A função manteve, de início, o mesmo procedimento da reiada em jornada: horário (21 horas), o mesmo ritual de chegada. Depois de cumprida esta parte, cantou-se para colocar os reis no trono.

São Gonçalo

Dança

Na região não há baile de viola que não comece assim: há sempre alguém que fez promessa para não chover no dia do baile ou durante a jornada. E promessa feita deve ser cumprida. E como em toda a região, é dança de abertura, por isso sempre curta, não ultrapassa os 10 minutos (ao contrário de outras regiões em que dura a noite toda).
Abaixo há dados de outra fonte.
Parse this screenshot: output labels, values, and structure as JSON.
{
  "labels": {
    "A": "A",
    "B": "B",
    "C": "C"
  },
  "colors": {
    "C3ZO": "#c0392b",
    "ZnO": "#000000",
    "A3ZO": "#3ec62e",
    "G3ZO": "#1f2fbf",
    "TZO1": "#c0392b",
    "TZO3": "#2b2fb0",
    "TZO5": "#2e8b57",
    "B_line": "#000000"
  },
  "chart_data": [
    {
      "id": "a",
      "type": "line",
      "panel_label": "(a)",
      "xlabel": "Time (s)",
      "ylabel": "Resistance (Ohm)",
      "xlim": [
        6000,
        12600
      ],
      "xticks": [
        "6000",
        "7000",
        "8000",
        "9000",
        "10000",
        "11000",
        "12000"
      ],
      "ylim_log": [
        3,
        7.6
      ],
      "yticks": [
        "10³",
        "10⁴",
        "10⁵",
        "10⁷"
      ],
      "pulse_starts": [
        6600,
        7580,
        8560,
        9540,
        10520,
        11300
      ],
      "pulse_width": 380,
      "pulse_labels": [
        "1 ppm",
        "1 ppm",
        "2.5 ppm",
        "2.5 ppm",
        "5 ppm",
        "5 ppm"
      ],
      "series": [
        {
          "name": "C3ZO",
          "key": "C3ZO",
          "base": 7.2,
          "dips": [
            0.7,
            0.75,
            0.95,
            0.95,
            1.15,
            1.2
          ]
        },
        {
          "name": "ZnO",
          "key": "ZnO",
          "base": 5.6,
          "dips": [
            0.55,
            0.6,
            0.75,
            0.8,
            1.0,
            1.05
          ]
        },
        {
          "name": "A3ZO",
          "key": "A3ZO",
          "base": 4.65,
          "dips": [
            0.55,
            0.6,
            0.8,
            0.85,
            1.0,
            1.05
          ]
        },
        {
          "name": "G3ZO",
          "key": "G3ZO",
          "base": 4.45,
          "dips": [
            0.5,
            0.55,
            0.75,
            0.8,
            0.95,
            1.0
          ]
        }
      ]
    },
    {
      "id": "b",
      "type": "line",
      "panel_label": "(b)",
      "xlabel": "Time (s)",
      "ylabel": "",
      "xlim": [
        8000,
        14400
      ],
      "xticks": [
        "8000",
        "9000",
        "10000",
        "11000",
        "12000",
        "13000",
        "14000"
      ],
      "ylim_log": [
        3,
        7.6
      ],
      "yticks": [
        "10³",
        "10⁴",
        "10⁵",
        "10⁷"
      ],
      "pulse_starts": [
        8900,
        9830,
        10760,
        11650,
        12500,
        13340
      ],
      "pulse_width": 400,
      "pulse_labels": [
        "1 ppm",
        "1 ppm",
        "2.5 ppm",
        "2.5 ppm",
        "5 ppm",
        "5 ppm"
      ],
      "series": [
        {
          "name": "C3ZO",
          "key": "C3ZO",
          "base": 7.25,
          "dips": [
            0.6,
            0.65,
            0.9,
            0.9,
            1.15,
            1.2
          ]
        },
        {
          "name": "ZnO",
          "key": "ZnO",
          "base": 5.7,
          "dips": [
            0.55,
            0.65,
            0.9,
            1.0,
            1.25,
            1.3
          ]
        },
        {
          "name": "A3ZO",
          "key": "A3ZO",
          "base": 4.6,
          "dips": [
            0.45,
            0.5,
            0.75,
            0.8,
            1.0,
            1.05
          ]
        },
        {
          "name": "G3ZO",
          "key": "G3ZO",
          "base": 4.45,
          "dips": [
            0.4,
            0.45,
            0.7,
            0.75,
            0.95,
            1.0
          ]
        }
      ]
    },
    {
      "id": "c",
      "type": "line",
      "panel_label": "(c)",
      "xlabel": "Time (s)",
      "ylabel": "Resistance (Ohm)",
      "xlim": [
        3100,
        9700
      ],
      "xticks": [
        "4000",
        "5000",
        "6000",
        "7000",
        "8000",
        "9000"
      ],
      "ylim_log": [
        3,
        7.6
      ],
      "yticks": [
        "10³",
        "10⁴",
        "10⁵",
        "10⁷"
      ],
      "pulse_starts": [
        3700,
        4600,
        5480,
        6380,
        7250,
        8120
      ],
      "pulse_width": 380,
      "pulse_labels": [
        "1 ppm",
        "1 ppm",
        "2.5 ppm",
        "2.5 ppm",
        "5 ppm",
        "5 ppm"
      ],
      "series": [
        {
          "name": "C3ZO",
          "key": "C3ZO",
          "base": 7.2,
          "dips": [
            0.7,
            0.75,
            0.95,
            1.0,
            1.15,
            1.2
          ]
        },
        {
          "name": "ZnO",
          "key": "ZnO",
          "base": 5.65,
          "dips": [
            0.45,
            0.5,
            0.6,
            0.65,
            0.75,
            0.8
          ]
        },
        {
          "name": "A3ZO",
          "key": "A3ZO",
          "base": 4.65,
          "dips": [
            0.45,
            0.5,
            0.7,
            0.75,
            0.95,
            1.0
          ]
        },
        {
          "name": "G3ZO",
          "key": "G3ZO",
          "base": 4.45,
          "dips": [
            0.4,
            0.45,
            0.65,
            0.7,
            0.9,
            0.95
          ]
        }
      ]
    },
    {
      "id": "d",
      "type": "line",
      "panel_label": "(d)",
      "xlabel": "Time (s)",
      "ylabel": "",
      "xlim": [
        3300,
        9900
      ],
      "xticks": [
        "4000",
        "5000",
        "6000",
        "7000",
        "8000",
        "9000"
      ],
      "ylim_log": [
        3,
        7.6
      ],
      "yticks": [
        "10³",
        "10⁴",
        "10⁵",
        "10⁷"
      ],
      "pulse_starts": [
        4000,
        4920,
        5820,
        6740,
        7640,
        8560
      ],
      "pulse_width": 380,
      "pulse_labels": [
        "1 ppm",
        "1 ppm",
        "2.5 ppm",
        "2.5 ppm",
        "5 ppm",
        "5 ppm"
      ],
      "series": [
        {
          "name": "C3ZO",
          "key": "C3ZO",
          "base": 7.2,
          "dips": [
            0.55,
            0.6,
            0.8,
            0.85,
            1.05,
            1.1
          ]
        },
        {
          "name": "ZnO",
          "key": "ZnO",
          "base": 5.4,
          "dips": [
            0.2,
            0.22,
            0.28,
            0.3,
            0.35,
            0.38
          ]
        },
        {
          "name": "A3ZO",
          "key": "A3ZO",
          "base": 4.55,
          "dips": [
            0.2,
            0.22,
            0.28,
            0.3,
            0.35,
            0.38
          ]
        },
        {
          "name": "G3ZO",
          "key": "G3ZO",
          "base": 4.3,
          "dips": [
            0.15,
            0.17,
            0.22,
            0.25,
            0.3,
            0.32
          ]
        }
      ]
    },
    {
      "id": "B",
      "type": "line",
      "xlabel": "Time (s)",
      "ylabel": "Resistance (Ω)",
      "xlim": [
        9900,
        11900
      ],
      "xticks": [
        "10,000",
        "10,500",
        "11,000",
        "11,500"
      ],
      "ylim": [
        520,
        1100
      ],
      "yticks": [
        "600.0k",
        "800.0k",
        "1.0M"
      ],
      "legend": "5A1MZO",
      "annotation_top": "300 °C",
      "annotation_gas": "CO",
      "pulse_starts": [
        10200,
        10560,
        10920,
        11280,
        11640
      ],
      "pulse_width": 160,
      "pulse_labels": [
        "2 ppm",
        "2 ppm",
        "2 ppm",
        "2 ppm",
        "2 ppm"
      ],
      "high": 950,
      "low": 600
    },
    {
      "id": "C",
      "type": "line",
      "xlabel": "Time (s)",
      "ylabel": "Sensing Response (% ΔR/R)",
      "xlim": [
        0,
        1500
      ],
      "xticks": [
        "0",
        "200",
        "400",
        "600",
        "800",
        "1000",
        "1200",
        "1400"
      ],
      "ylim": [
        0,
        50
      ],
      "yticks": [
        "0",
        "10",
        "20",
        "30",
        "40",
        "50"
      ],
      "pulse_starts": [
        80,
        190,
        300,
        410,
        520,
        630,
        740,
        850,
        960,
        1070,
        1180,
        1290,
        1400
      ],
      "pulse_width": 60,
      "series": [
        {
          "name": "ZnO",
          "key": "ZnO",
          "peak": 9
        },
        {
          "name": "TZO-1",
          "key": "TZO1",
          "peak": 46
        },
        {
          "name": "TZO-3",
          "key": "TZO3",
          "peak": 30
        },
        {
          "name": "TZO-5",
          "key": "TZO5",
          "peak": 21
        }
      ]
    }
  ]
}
Providencia-se então um jarro de flores e uma vela acesa, que são colocados à frente do salão. Forma-se a roda de pares e duplas (2 mulheres por exemplo), e inicia-se a moda (música, toada).

Os reis instalados ladeados por sua guarda, teve início o baile propriamente dito, com a roda de São Gonçalo, como deve ser sempre.

A roda vai caminhando, os dançantes de mãos dadas em dupla, num bailado suave e gracioso. Uma dupla avança, pára diante da flor e da vela transformados em ícone e baila. Um deles lança um beijo ao ícone, solta a mão, dá uma volta, o outro repete a mesma operação. Dão-se as mãos e seguem em frente. Vem a dupla seguinte, e assim por diante. Repetem, todos, a mesma operação sucessivas vezes, até darem a promessa por cumprida.

Então, interrompem a moda e a dança.